Des réformes ont pour objectif d'améliorer l'administration : réforme du Sénat en 1802, dont le rôle reste exclusivement judiciaire, sans pouvoir législatif. Réforme des ministères la même année : les collèges ministériels issus de Pierre le Grand sont remplacés par huit ministères hiérarchisés. Mais le « comité des ministres », hormis certaines périodes au début du règne, ne fonctionne pas vraiment. Il n'y a pas de collégialité gouvernementale. Les ministres sont individuellement responsables devant l'empereur. Des « lycées modernes » sont fondés. Marie-Pierre Rey, biographe d'Alexandre Ier parle de « convictions constitutionnelles » (Alexandre Ier, Flammarion, 2009, p. 147) mais ces « convictions » sont pas appliquées. Le « comité secret », où sont discutées des réformes radicales reste...secret.

 

En politique étrangère, Alexandre Ier se montre « pacifiste en Europe et expansionniste au sud » (Marie-Pierre Rey, ibid., p. 178). En 1801, il signe une convention maritime avec l'Angleterre et un traité de paix avec la France. Ce traité reconnaît les annexions territoriales de la France et rétablit des relations diplomatiques « normales ». Cependant, Alexandre Ier ne renonce pas à nouer des rapports privilégiés avec l'Angleterre. Le collège des Affaires Étrangères, sous la direction de Vorontsov, se renforce par une politique de recrutement de diplomates compétents. L'appareil militaire est luiaussi réorganisé. En 1803 Araktcheiev est nommé inspecteur général de l'artillerie dont l'organisation est considérablement améliorée.

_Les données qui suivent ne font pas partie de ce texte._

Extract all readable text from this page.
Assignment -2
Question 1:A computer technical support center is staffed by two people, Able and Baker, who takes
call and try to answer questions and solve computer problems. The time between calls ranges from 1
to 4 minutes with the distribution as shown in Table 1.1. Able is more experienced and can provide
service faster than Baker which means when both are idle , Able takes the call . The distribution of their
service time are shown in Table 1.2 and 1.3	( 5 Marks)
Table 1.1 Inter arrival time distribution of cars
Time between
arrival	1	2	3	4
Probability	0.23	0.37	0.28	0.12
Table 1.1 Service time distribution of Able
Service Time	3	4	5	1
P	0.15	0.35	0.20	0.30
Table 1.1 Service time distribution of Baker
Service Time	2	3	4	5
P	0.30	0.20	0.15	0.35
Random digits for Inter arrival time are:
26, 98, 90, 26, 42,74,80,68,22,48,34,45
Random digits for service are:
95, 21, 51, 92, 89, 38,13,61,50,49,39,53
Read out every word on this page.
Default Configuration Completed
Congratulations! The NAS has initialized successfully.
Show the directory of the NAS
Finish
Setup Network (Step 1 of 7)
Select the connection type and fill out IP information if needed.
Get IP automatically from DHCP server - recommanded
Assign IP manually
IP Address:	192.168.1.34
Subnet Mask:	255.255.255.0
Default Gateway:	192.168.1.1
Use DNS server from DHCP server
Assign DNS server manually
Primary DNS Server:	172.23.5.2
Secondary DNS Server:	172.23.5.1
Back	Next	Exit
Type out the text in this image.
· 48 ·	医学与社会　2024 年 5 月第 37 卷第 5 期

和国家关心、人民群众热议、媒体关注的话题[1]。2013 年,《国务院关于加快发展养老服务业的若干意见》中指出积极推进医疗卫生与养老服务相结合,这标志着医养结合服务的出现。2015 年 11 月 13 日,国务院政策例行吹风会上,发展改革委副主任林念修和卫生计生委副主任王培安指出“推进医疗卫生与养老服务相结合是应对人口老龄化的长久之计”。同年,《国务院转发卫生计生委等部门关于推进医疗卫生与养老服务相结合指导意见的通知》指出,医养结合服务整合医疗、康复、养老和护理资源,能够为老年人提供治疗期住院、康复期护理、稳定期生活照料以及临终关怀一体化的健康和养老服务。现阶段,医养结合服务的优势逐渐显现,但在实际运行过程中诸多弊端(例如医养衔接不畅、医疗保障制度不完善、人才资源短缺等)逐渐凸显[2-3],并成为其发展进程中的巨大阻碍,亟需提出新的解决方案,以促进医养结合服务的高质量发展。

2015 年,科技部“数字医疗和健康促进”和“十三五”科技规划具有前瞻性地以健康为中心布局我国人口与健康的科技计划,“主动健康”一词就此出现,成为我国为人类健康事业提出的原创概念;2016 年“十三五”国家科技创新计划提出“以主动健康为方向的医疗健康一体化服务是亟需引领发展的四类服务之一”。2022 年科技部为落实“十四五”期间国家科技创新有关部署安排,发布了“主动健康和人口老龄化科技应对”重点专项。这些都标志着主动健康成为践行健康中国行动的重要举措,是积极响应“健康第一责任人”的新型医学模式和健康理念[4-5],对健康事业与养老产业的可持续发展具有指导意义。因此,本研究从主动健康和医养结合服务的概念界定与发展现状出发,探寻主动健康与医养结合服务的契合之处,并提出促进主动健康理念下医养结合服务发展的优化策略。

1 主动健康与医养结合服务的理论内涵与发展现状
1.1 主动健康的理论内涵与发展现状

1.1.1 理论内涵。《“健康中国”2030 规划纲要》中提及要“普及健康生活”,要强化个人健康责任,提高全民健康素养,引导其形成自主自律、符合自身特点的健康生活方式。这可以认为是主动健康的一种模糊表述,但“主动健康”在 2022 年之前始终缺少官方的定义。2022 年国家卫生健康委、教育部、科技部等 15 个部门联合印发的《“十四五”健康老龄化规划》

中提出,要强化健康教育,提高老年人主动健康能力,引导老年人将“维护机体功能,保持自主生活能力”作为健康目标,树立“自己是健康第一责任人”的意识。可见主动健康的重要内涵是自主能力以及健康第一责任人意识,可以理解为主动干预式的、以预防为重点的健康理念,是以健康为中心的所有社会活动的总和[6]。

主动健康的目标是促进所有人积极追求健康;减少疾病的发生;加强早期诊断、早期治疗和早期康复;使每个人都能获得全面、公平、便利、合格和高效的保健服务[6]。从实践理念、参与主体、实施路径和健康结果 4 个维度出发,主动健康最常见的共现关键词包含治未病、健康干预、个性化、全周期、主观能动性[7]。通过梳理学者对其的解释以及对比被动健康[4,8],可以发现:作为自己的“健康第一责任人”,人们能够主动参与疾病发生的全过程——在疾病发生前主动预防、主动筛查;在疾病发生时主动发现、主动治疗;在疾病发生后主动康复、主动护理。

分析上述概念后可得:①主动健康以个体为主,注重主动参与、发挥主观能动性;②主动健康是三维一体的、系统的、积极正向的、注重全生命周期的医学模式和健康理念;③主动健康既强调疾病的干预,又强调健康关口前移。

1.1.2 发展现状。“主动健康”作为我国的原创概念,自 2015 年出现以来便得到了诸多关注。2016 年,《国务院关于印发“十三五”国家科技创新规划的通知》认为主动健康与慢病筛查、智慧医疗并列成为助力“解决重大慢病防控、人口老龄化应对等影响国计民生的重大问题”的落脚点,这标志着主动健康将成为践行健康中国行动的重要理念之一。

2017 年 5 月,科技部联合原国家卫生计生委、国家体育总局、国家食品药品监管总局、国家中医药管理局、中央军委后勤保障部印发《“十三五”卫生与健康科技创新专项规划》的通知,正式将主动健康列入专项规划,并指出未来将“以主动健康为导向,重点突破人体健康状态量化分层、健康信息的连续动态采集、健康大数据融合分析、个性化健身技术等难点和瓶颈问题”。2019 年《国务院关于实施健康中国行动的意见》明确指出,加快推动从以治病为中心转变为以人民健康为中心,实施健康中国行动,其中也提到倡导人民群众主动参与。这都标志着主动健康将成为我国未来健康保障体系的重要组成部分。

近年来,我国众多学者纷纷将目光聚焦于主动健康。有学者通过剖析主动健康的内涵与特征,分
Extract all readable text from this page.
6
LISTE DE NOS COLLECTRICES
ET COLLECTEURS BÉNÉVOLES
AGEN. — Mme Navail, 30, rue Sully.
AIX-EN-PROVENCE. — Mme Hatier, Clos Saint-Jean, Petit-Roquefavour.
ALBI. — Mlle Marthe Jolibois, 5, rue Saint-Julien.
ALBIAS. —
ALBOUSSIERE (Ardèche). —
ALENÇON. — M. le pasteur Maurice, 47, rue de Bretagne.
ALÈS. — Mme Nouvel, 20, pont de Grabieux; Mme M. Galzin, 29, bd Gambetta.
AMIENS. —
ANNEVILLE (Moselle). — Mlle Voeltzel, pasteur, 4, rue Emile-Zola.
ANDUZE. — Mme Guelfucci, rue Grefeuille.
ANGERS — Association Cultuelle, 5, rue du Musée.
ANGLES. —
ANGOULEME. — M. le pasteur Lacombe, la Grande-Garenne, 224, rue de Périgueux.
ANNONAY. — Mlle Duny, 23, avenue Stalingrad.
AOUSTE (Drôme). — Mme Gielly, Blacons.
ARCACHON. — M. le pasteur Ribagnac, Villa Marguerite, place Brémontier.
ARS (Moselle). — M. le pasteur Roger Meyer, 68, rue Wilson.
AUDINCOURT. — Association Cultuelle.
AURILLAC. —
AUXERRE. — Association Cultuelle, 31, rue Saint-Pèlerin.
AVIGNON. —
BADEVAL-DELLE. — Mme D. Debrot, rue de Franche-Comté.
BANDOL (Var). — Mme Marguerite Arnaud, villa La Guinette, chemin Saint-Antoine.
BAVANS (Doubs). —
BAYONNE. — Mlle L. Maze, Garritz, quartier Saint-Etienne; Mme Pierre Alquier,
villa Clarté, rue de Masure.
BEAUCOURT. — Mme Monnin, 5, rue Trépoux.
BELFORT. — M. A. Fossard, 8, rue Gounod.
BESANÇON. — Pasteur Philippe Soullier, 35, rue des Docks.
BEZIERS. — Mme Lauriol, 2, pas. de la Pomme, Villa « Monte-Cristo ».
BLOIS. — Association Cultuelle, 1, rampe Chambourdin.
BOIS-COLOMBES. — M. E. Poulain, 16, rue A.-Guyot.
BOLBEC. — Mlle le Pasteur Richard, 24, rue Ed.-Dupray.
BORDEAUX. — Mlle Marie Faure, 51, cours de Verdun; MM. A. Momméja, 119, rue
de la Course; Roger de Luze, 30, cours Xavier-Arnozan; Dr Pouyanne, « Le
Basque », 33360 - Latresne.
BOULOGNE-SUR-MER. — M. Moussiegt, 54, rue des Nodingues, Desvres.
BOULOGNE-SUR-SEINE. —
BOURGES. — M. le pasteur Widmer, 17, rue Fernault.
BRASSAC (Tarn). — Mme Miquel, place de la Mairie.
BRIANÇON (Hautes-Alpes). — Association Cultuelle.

Au sud, la politique d'Alexandre est expansionniste. Les dernières principautés géorgiennes indépendantes sont annexées. Mais l'expansion russe dans le Caucase reste difficile.

 

Les relations avec la France se dégradent rapidement. L'enlèvement du duc d'Enghien est un des facteurs déclencheurs de la reprise des guerres contre la France. Il faut y ajouter les manœuvres françaises dans les Balkans et la paix entre Paris et Constantinople qui inquiètent la Russie.

En 1805, la Russie s'engage dans la troisième coalition avec l'Angleterre et l'Autriche.